Em Portugal, nem todas as caixas automáticas pertencem à mesma rede — e perceber essa diferença é hoje a forma mais simples de proteger a carteira.
A rede Multibanco
A rede Multibanco é a infraestrutura nacional de pagamentos gerida pela SIBS e é facilmente identificável pelo logótipo azul e branco.
Na prática, é nesta rede que se concentram quase todas as operações sem custos adicionais para cartões de débito emitidos por bancos portugueses.
Entre as principais funcionalidades estão:
- levantamentos de numerário;
- pagamentos de serviços e ao Estado;
- carregamentos de telemóvel;
- consulta de saldo e alteração de PIN;
- ativação de serviços como o MB Way.
Na maioria dos casos, estas operações não implicam qualquer comissão direta para o utilizador.
As caixas ATM de redes independentes
Nos últimos anos tornaram-se frequentes máquinas identificadas apenas como “ATM”, muitas delas pertencentes a redes internacionais, como a Euronet.
Estas caixas:
- estão normalmente localizadas em zonas de grande afluência turística;
- servem quase exclusivamente para levantamento de dinheiro;
- não disponibilizam os serviços alargados da rede Multibanco.
Embora um cartão de débito nacional possa, em alguns casos, funcionar sem custos diretos, estas máquinas são conhecidas por apresentar opções que podem levar ao pagamento de taxas adicionais, sobretudo quando estão associados cartões estrangeiros ou cartões de crédito.

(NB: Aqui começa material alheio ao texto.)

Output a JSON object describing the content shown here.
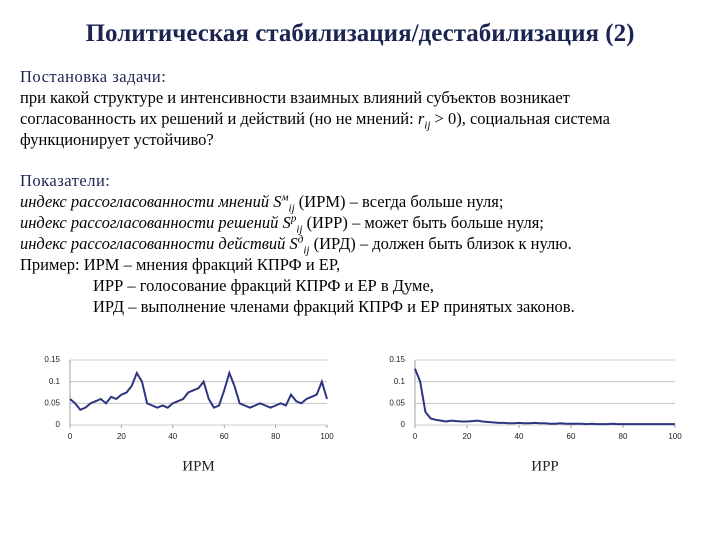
{
  "title": "Политическая стабилизация/дестабилизация (2)",
  "task": {
    "heading": "Постановка задачи:",
    "lines": [
      [
        {
          "t": "при какой структуре и интенсивности взаимных влияний субъектов возникает"
        }
      ],
      [
        {
          "t": "согласованность их решений и действий (но не мнений: "
        },
        {
          "i": "r"
        },
        {
          "sub": "ij"
        },
        {
          "t": " > 0), социальная система"
        }
      ],
      [
        {
          "t": "функционирует устойчиво?"
        }
      ]
    ]
  },
  "indicators": {
    "heading": "Показатели:",
    "lines": [
      [
        {
          "i": "индекс  рассогласованности  мнений S"
        },
        {
          "sup": "м"
        },
        {
          "sub": "ij"
        },
        {
          "t": " (ИРМ) – всегда больше нуля;"
        }
      ],
      [
        {
          "i": "индекс  рассогласованности  решений S"
        },
        {
          "sup": "р"
        },
        {
          "sub": "ij"
        },
        {
          "t": " (ИРР) – может быть больше нуля;"
        }
      ],
      [
        {
          "i": "индекс  рассогласованности  действий S"
        },
        {
          "sup": "д"
        },
        {
          "sub": "ij"
        },
        {
          "t": " (ИРД) – должен быть близок к нулю."
        }
      ]
    ],
    "example": [
      "Пример: ИРМ – мнения фракций КПРФ и ЕР,",
      "ИРР – голосование фракций КПРФ и ЕР в Думе,",
      "ИРД – выполнение членами фракций КПРФ и ЕР принятых законов."
    ]
  },
  "chart_data": [
    {
      "type": "line",
      "xlabel": "ИРМ",
      "xlim": [
        0,
        100
      ],
      "ylim": [
        0,
        0.15
      ],
      "xticks": [
        0,
        20,
        40,
        60,
        80,
        100
      ],
      "yticks": [
        0,
        0.05,
        0.1,
        0.15
      ],
      "grid": true,
      "x": [
        0,
        2,
        4,
        6,
        8,
        10,
        12,
        14,
        16,
        18,
        20,
        22,
        24,
        26,
        28,
        30,
        32,
        34,
        36,
        38,
        40,
        42,
        44,
        46,
        48,
        50,
        52,
        54,
        56,
        58,
        60,
        62,
        64,
        66,
        68,
        70,
        72,
        74,
        76,
        78,
        80,
        82,
        84,
        86,
        88,
        90,
        92,
        94,
        96,
        98,
        100
      ],
      "color": "#2e3580",
      "values": [
        0.06,
        0.05,
        0.035,
        0.04,
        0.05,
        0.055,
        0.06,
        0.05,
        0.065,
        0.06,
        0.07,
        0.075,
        0.09,
        0.12,
        0.1,
        0.05,
        0.045,
        0.04,
        0.045,
        0.04,
        0.05,
        0.055,
        0.06,
        0.075,
        0.08,
        0.085,
        0.1,
        0.06,
        0.04,
        0.045,
        0.08,
        0.12,
        0.09,
        0.05,
        0.045,
        0.04,
        0.045,
        0.05,
        0.045,
        0.04,
        0.045,
        0.05,
        0.045,
        0.07,
        0.055,
        0.05,
        0.06,
        0.065,
        0.07,
        0.1,
        0.06
      ]
    },
    {
      "type": "line",
      "xlabel": "ИРР",
      "xlim": [
        0,
        100
      ],
      "ylim": [
        0,
        0.15
      ],
      "xticks": [
        0,
        20,
        40,
        60,
        80,
        100
      ],
      "yticks": [
        0,
        0.05,
        0.1,
        0.15
      ],
      "grid": true,
      "x": [
        0,
        2,
        4,
        6,
        8,
        10,
        12,
        14,
        16,
        18,
        20,
        22,
        24,
        26,
        28,
        30,
        32,
        34,
        36,
        38,
        40,
        42,
        44,
        46,
        48,
        50,
        52,
        54,
        56,
        58,
        60,
        62,
        64,
        66,
        68,
        70,
        72,
        74,
        76,
        78,
        80,
        82,
        84,
        86,
        88,
        90,
        92,
        94,
        96,
        98,
        100
      ],
      "color": "#2e3580",
      "values": [
        0.13,
        0.1,
        0.03,
        0.015,
        0.012,
        0.01,
        0.008,
        0.01,
        0.009,
        0.008,
        0.008,
        0.009,
        0.01,
        0.008,
        0.007,
        0.006,
        0.005,
        0.005,
        0.004,
        0.004,
        0.005,
        0.004,
        0.004,
        0.005,
        0.004,
        0.004,
        0.003,
        0.003,
        0.004,
        0.003,
        0.003,
        0.003,
        0.003,
        0.002,
        0.003,
        0.002,
        0.002,
        0.002,
        0.003,
        0.002,
        0.002,
        0.002,
        0.002,
        0.002,
        0.002,
        0.002,
        0.002,
        0.002,
        0.002,
        0.002,
        0.002
      ]
    }
  ]
}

Principais diferenças práticas
| Característica | Rede Multibanco | ATM independentes |
|---|---|---|
| Identificação | Logótipo Multibanco | Apenas “ATM” |
| Pagamentos de serviços | Sim | Geralmente não |
| Levantamentos com débito nacional | Regra geral sem comissão | Podem surgir avisos de custos |
| Levantamentos com cartão de crédito | Comissão de cash advance do banco | Comissões normalmente mais elevadas |
| Ativação de serviços nacionais | Sim | Não |
Atenção à conversão dinâmica de moeda
Um dos principais riscos nas ATM independentes é a chamada conversão dinâmica de moeda (Dynamic Currency Conversion).
Quando a máquina deteta um cartão associado a uma conta estrangeira, surge frequentemente no ecrã a opção de converter o valor para outra moeda antes de concluir a operação.
Na prática:
- a taxa aplicada pela própria máquina é quase sempre menos favorável;
- o valor final pago acaba por ser mais elevado do que se a conversão fosse feita pelo banco emissor do cartão.
A opção mais segura continua a ser selecionar sempre “sem conversão” ou “pagar na moeda local”.
Como evitar comissões inesperadas
Para não pagar mais pelo mesmo levantamento, convém seguir algumas regras simples:
- Confirmar no equipamento a presença do logótipo da rede Multibanco.
- Ler com atenção as mensagens no ecrã antes de validar a operação. Sempre que surge um aviso de comissão, é preferível cancelar.
- Dar prioridade ao levantamento através de código gerado na aplicação bancária ou via MB Way, garantindo o uso da rede nacional.
Conclusão: nem todas as caixas são iguais
A diferença entre uma caixa Multibanco e uma ATM independente pode parecer irrelevante à primeira vista, mas traduz-se facilmente em vários euros de custo por operação.
Hoje, a regra é simples: sempre que possível, utilizar equipamentos da rede Multibanco, sobretudo para levantamentos regulares ou operações de pagamento.
Em zonas turísticas, caminhar alguns metros até encontrar uma caixa da rede nacional continua a ser a forma mais eficaz de evitar encargos desnecessários.